Jenny came back to him. “Ham is dead, isn’t he?”

“We don’t know that.”

“He shouldn’t have unclipped.”

“He was trying to get to higher ground.”

She was looking up. “It looks like things are getting whiter out there.”

“Could be the debris from the avalanche.”

“Or could be another storm coming down the mountain.” She blew out a breath and shook her head. “I can’t believe I jinxed us.”

“Huh?”

She looked at him with what looked like pain in her expression. “It’s my fault we’re on this stupid mountain. And now we’re going to die in a sliver of ice!”

“Hey. Hey. Breathe.” He wanted to reach out to her, but she stood too far away. “We’ll get out of here.”

She shook her head and unzipped her jacket, pulling it off.

“What are you doing?”

“I’m trying to keep you from going into shock.” She knelt beside him, tucking the jacket over him.

“Not on your life! Jenny—put your jacket back on!”

“I’m sweating.”

“And then you’ll start shivering. C’mon. Please don’t make this worse for me.”
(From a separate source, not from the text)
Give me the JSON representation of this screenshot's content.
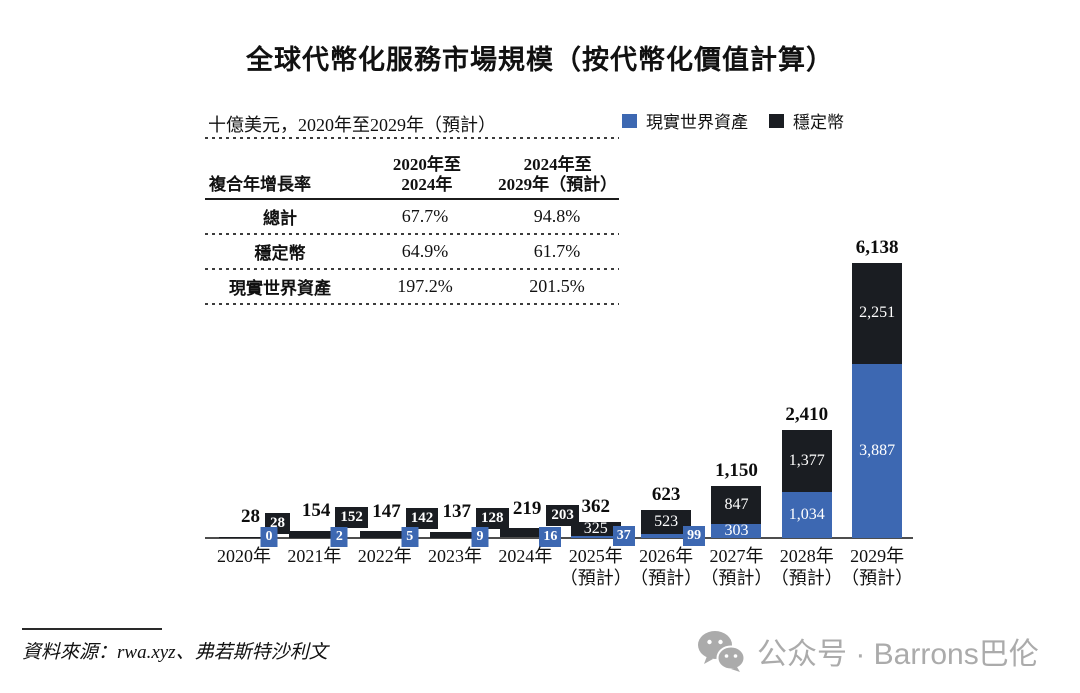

She stared at him, then pulled her jacket off him, slipped it back on.

“Thank you.”

“Don’t think you’ve won the war.” She looked at his leg. “This is really gross.”

Yeah, it was. His leg angled out below his knee about 30 degrees.

“You probably need to straighten it. And splint it.”

She knelt, her knees bracketing his legs. “Are you going to be okay with me doing this?”

“Oh, I’m thrilled with the idea.”

She looked up at him.

“I don’t have a choice. It’s got to be moved back into place if I want to restore the blood flow. Once the shock is over, I’ll be okay. It’s really the mechanical joint that’s out of place.” Although by the pain that ebbed through his body, he guessed he probably had a broken tibia, too.

“It’s not as bad as the first time around.”

She looked up at him. “The first time around?”